Septiembre, 2025
José Emilio Pacheco escribió: “Me acuerdo no me acuerdo: ¿qué año era aquél?” Ahora que se cumplen 40 años del terremoto del 1985, recolectamos un coro de voces a las que les planteamos una pregunta: “Me acuerdo no me acuerdo: ¿en dónde estaba hace 40 años durante el temblor?, ¿qué recuerda de aquel sismo de 1985?, ¿cómo recuerda ese jueves 19 de septiembre, ese minuto y medio (diríamos hoy interminables)?” Esta fue la respuesta de Ethel Krauze.
La noche ha sido larga, vinosa y cigarrera, una pareja de amigos se queda a dormir la mona en la sala, pero se va de madrugada, sin que nos demos cuenta. Él y yo nos retiramos a la recámara, casi a rastras. De pronto, el movimiento de unas olas feroces me saca del fondo del mar, mi barco está astillándose entre el buró y la pared, y el foco del sol, que no es sino la lámpara colgante del techo, una burbuja de cristal color ámbar, revolotea de un lado a otro con su ojo de cíclope.
—¡Mira, mira, mira! —le señalo la lámpara, él parece no entender, todavía no emerge de los sopores, oigo mi grito al tiempo que ya voy dando tumbos hacia el pasillo, siento que viene detrás de mí, diciéndome “espera, espera”, la sacudida es tan fuerte que no puedo avanzar, mi cuerpo se estrella contra las paredes del estrecho pasillo, buscando la puerta del departamento. Él trata de detenerme, me zafo de su brazo como si lo lanzara al infinito. No se acaba nunca, nunca. Éste sí es el naufragio, el fin. Éste sí, un edificio en la colonia Condesa, la Ciudad de México, 7:19 de septiembre de 1985.
Llego a la puerta, la abro, la escalera es negra y es una boa, él trata de detenerme otra vez:
—Espera, espera… ¿no ves que estás casi desnuda? ¡Está todo transparente y abierto lo que traes!
Qué me importa, pienso, pero no puedo emitir palabras. Él ni siquiera vive conmigo.

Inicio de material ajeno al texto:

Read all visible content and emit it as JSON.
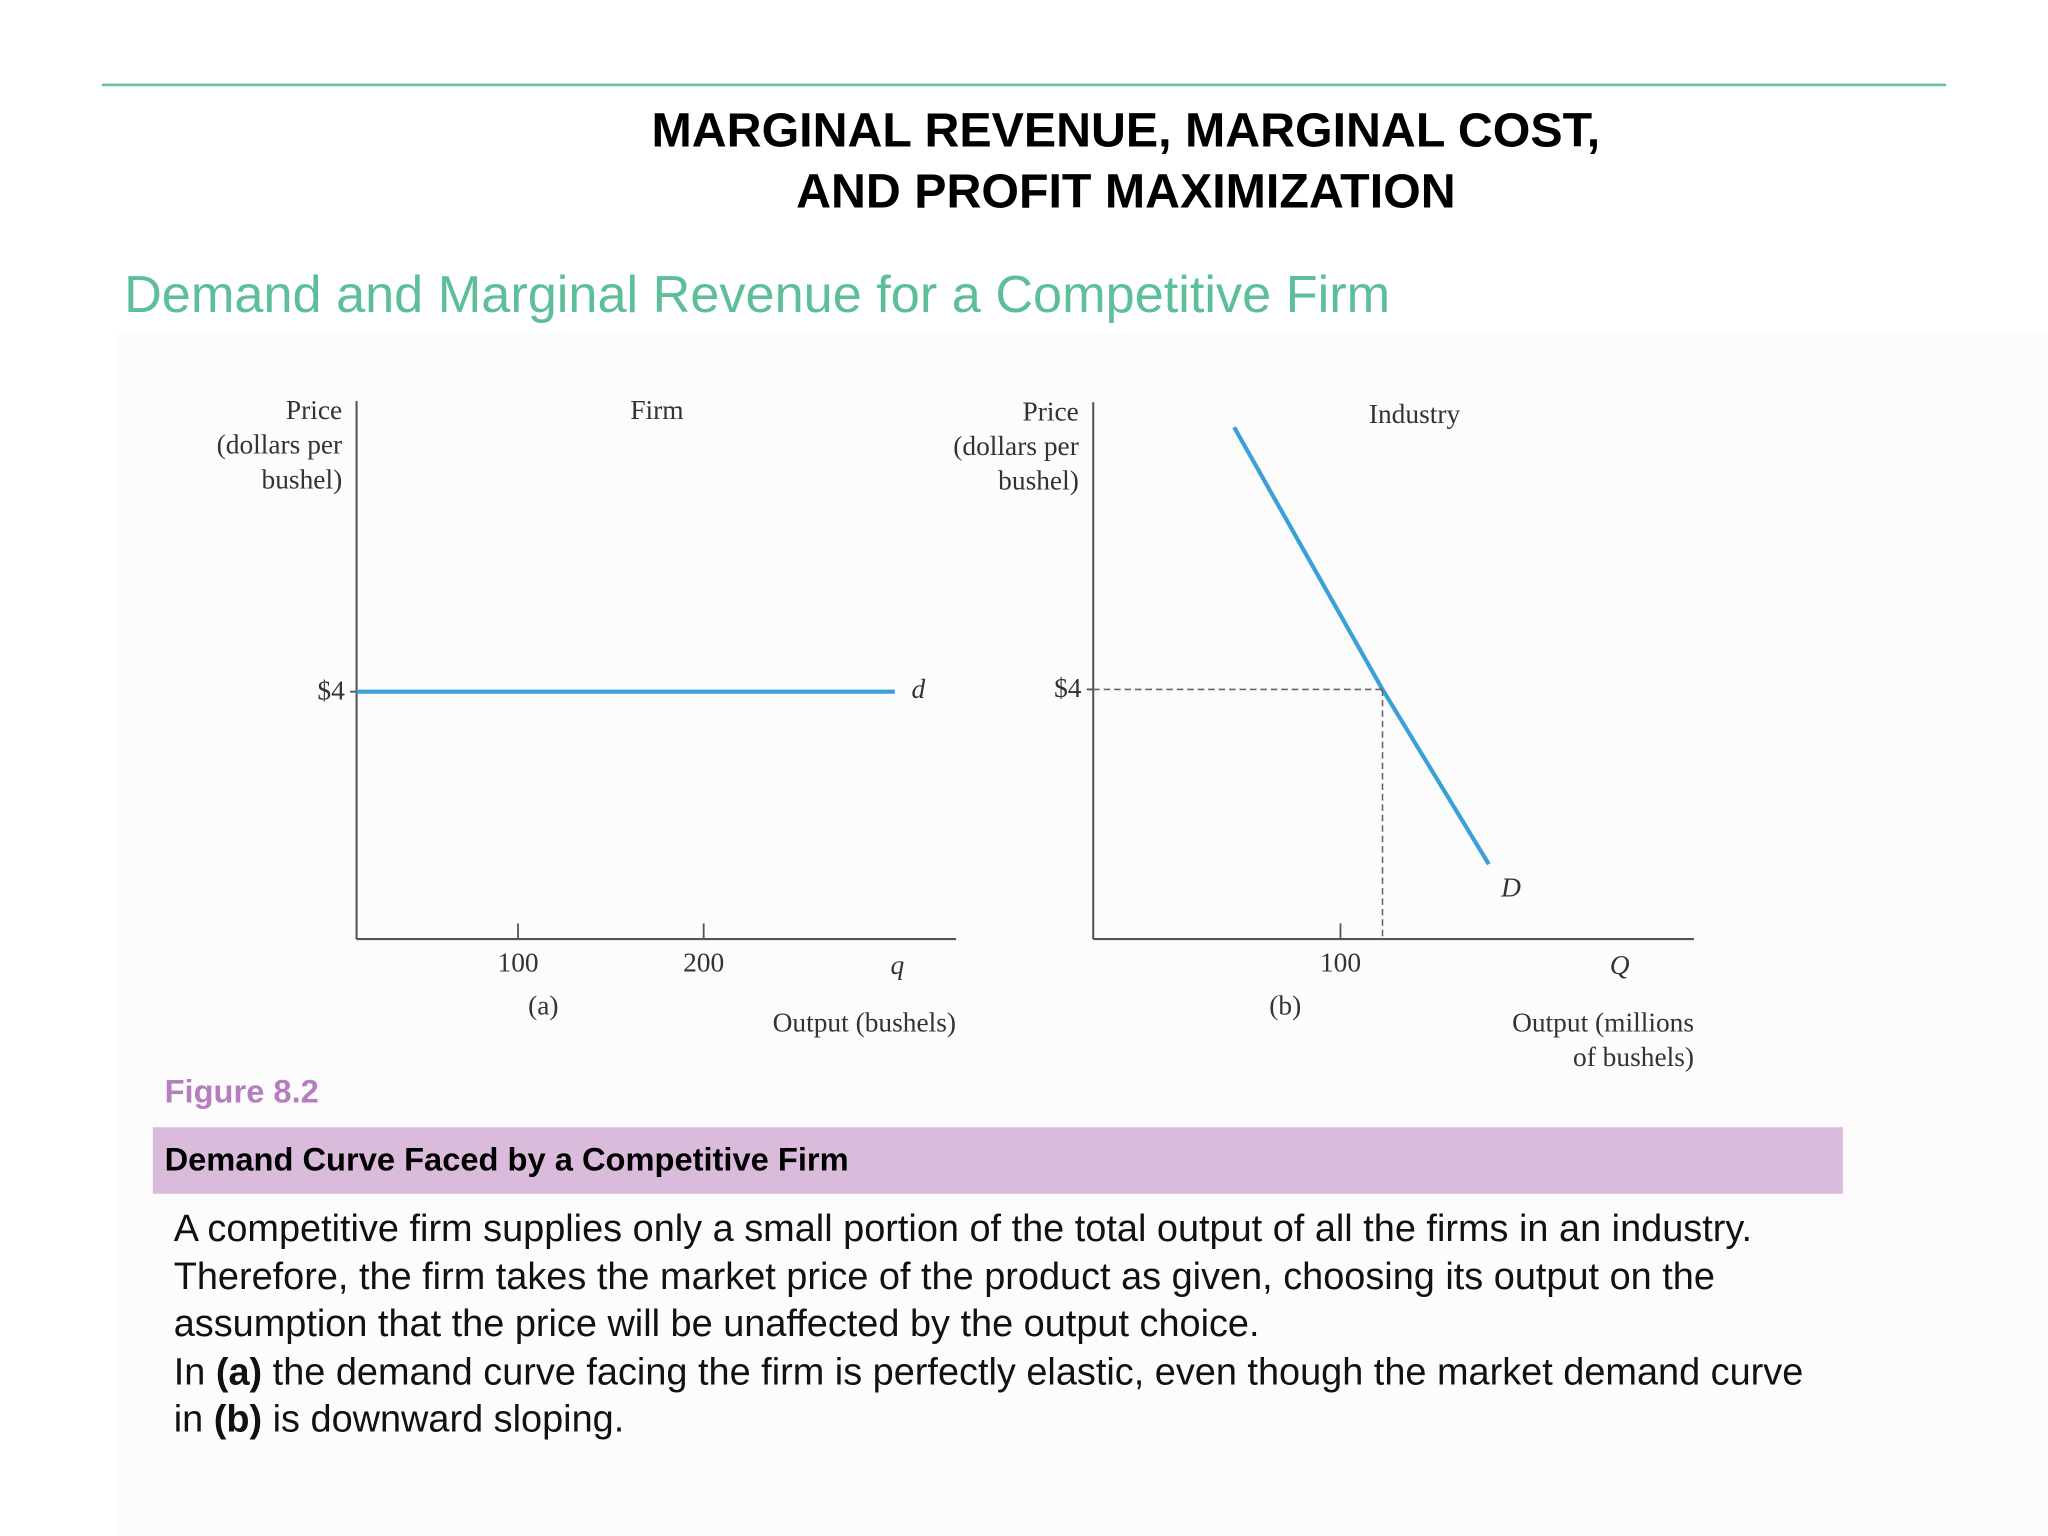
{
  "header": {
    "title_lines": [
      "MARGINAL REVENUE, MARGINAL COST,",
      "AND PROFIT MAXIMIZATION"
    ],
    "subtitle": "Demand and Marginal Revenue for a Competitive Firm"
  },
  "chart_data": [
    {
      "type": "line",
      "title": "Firm",
      "panel": "(a)",
      "ylabel": [
        "Price",
        "(dollars per",
        "bushel)"
      ],
      "xlabel": [
        "Output (bushels)"
      ],
      "x_end_label": "q",
      "xlim": [
        13,
        336
      ],
      "xticks": [
        100,
        200
      ],
      "ylim": [
        0,
        8.7
      ],
      "yticks": [
        {
          "value": 4,
          "label": "$4"
        }
      ],
      "series": [
        {
          "name": "d",
          "color": "#3b9fd8",
          "x": [
            13,
            303
          ],
          "values": [
            4,
            4
          ]
        }
      ]
    },
    {
      "type": "line",
      "title": "Industry",
      "panel": "(b)",
      "ylabel": [
        "Price",
        "(dollars per",
        "bushel)"
      ],
      "xlabel": [
        "Output (millions",
        "of bushels)"
      ],
      "x_end_label": "Q",
      "xlim": [
        0,
        243
      ],
      "xticks": [
        100
      ],
      "ylim": [
        0,
        8.6
      ],
      "yticks": [
        {
          "value": 4,
          "label": "$4"
        }
      ],
      "series": [
        {
          "name": "D",
          "color": "#3b9fd8",
          "x": [
            57,
            117,
            160
          ],
          "values": [
            8.2,
            4,
            1.2
          ]
        }
      ]
    }
  ],
  "figure": {
    "label": "Figure 8.2",
    "caption_title": "Demand Curve Faced by a Competitive Firm",
    "description": [
      "A competitive firm supplies only a small portion of the total output of all the firms in an industry. Therefore, the firm takes the market price of the product as given, choosing its output on the assumption that the price will be unaffected by the output choice.",
      [
        "In ",
        "(a)",
        " the demand curve facing the firm is perfectly elastic, even though the market demand curve in ",
        "(b)",
        " is downward sloping."
      ]
    ]
  }
}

Me abraza para contenerme, yo no puedo bajar las escaleras, la boa negra se retuerce y tiene unos ojos de infierno. Lloro, lloro, incrédula. ¿Cómo puede importarle tanto a él que esté semi desnuda? Tengo treinta y un años, ahora sí sé lo que es la muerte.
¿Por qué vi negras las escaleras? Siempre fueron blancas. La lámpara la quité y la destruí con mis propias manos. Nunca regresé al departamento. Anduve de itinerante con amigas una temporada, hasta que encontré otro lugar.
¿Quién iba a decirme que treinta y dos años después, justo acabando el simulacro anual de todos los 19 de septiembres, cuando estaba yo contándoles cómo había vivido el terremoto del 85 a mis alumnos, en el Tec de Cuernavaca, en el aula del cuarto piso, habría de vivir, ahora sí, el de verdad, a unos pasos del epicentro del terremoto de 2017? Salí despavorida por el pasillo, la licuadora era brutal, no había forma de sostenerse en pie, me caí, trozos de techo empezaron a desprenderse y los crujidos de un monstruo antiguo despertaron a la tierra, tuve visión de tubo, y en cámara lenta me despedí de mi hija y de mi esposo en lo profundo de mi alma, me dije: ¿y por qué no yo?, ¿qué tengo de especial para no ser uno más de los muertos en un terremoto? Cuando ya estaba deslizándome al más allá, los brazos de mis alumnos me recogieron, mis piernas descubrieron para qué servían, y entre todos, porque Dios es grande y así lo quiso, bajamos las escaleras que se retorcían y llegamos a la cancha de futbol, a llorar, a rezar, a abrazarnos y a decir palabrotas. La reconstrucción del Campus se llevó casi dos años.